Un símbolo que ha evolucionado en la era moderna combinándose con el uso del traje pantalón blanco, el cual se ha resignificado como un uniforme de resistencia y solidaridad femenina. Representantes políticas han vestido de blanco con este tipo de dos piezas para rendir tributo a las mujeres que lucharon en el pasado y subrayar el trabajo de las generaciones futuras y lo han elegido para citas especiales.
Es el caso de Yolanda Díaz o Diana Morant, que han optado por trajes blancos en tomas de posesión o momentos legislativos clave, utilizándolo como un símbolo de transparencia, esperanza y modernidad. De hecho, para la vicepresidenta del Gobierno se trata de un estilismo habitual y lo ha lucido en numerosas ocasiones versionándolo dependiendo del momento.

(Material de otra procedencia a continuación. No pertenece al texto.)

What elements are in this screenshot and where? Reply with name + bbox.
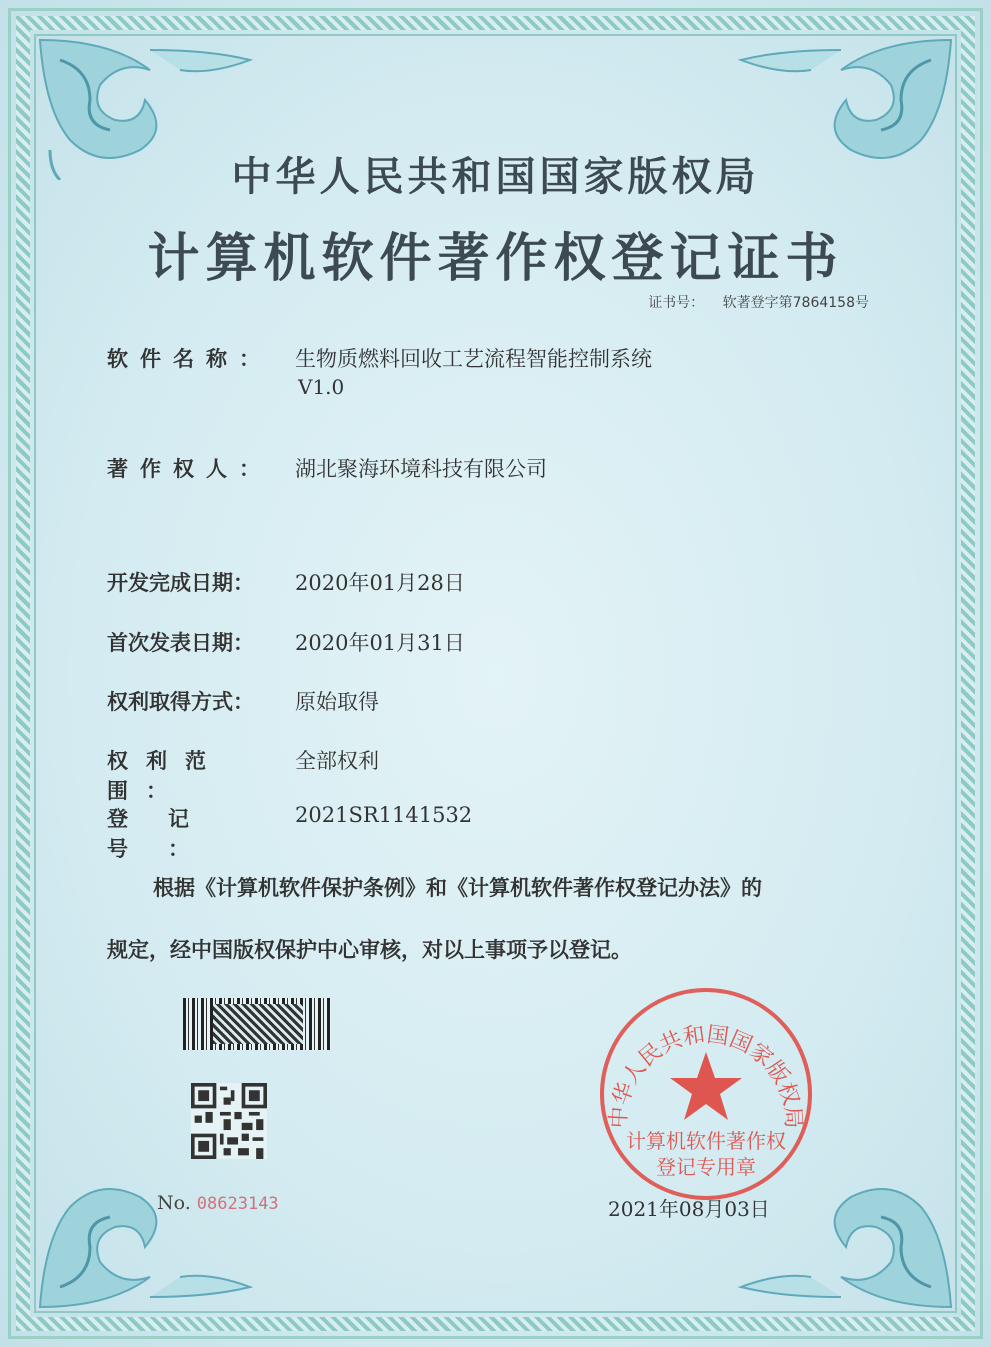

Pero hay más. Cuando María Corina Machado viajó a Oslo para recibir el Premio Nobel de la Paz también escogió un traje blanco confirmando otro significado de este estilismo, ya que históricamente, las figuras asociadas al este premio han utilizado el vestuario como una extensión de su mensaje ético. Madre Teresa de Calcuta hizo del blanco una renuncia consciente al poder material para elevar la autoridad moral y Malala Yousafzai combinó tonos claros con indumentaria tradicional como afirmación identitaria frente a Occidente.
Sin embargo, en estos casos el blanco fue leído como moralidad, sacrificio o espiritualidad. Y con María Corina Machado fue distinto. Aquí el blanco no era estético ni ceremonial, era institucional. Y la clave de la fórmula estaba en el traje de chaqueta y pantalón que aportaba notoriedad.
Por último desde la semiótica del color, el blanco absoluto comunica tres ideas fundamentales: transparencia como valor político, punto cero institucional y superioridad moral sin victimización. Se utiliza en el ámbito de la comunicación política para proyectar porque transmite una imagen de conciliación y voluntad negociadora.
Es un color que te puede hacer lucir profesional, elegante, moderna, sofisticada e incluso intelectual y que produce en los demás confianza, tranquilidad, optimismo e hasta la sensación de un nuevo comienzo. Además, al utilizar un traje sastre (que tradicionalmente era una prenda exclusiva del vestuario masculino), las mujeres políticas reclaman su espacio de poder en un terreno históricamente dominado por hombres.